Interpretive Summary: The atmospheric concentration of carbon dioxide and other greenhouse gases is increasing. Much of the research on reducing greenhouse gas emissions has been conducted in row crop and forest systems with little emphasis on the specialty crop industries such as ornamental horticulture. Our findings indicate that dibbling fertilizer may reduce total trace gas emissions (CO2, CH4, and N2O collectively). Dibbling reduced CO2 loss compared with incorporation and topdress fertilizing methods. Dibbling and topdressing also significantly lowered N2O emissions (68 and 70%, respectively) compared to incorporation. While dibbling also resulted in lower CH4 emissions than topdressing, the fact that CH4 release was low with all methods, indicate that CH4 is not a trace gas of concern in container production systems regardless of method employed. These findings begin to provide evidence of mitigation strategies which can be used in container plant production to help growers benefit from carbon offset programs, adapt to future legislation, and improve the environmental impact from container plant production without negatively affecting plant growth.

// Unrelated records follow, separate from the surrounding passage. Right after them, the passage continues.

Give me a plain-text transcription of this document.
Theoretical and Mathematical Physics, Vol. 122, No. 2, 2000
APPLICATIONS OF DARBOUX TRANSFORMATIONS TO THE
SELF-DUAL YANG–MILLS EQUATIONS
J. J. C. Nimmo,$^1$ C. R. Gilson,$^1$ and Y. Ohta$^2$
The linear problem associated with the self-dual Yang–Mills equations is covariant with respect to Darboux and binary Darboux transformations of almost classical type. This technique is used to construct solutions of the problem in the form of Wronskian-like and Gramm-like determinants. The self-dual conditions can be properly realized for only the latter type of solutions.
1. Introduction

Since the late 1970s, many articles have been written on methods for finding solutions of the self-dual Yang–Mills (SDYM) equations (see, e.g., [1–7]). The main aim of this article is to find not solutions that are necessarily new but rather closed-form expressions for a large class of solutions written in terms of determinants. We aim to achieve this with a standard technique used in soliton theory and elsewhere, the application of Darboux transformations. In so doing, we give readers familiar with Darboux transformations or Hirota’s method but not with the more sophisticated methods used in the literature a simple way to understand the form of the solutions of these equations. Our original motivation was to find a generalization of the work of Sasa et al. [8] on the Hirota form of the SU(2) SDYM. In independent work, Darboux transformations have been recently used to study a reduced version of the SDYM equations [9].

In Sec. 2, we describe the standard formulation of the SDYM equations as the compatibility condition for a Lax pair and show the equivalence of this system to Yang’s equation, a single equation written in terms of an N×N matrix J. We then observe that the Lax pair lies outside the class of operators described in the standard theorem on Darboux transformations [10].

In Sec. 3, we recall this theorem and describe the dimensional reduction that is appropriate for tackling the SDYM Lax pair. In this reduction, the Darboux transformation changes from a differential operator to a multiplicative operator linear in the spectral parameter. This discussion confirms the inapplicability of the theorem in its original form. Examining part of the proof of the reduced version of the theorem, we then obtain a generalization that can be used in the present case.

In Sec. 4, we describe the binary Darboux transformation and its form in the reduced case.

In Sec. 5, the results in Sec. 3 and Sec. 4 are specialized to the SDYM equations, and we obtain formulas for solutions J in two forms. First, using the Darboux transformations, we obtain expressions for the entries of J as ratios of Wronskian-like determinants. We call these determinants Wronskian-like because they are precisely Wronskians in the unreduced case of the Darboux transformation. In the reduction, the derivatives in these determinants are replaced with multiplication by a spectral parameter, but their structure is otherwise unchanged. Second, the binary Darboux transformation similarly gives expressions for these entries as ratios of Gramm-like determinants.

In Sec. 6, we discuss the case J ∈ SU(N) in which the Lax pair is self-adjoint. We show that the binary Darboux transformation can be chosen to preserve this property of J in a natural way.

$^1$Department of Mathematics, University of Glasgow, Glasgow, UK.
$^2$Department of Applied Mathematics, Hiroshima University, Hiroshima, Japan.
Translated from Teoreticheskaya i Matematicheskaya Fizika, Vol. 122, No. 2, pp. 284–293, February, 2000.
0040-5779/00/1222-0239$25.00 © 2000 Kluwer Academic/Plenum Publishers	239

Technical Abstract: Increased trace gas emissions of carbon dioxide (CO2), methane (CH4), and nitrous oxide (N2O) are widely believed to be a primary cause of global warming. Agriculture is a large contributor to these emissions; however, its role in climate change is unique in that it can act as a source of trace gas emissions or it can act as a major sink. Further, agriculture can significantly reduce emissions through changes in production management practices. Much of the research on agriculture’s role in mitigation of greenhouse gas (GHG) emissions has been conducted in row crops and pastures, as well as forestry and animal production systems with little focus on contributions from specialty crop industries such as horticulture. Our objective was to determine efflux patterns of CO2, CH4, and N2O associated with three different fertilization methods (dibble, incorporate, and topdress) commonly used in nursery container production. Weekly measurements indicated that CO2 fluxes were slightly lower when fertilizer was dibbled compared to the other two methods. Nitrous oxide fluxes were consistently highest when fertilizer was incorporated. Methane flux was generally low with few differences among treatments. Results from this study begin to provide data which can be used to implement mitigation strategies in container plant production which will help growers adapt to possible emission regulations and benefit from future GHG mitigation or offset programs.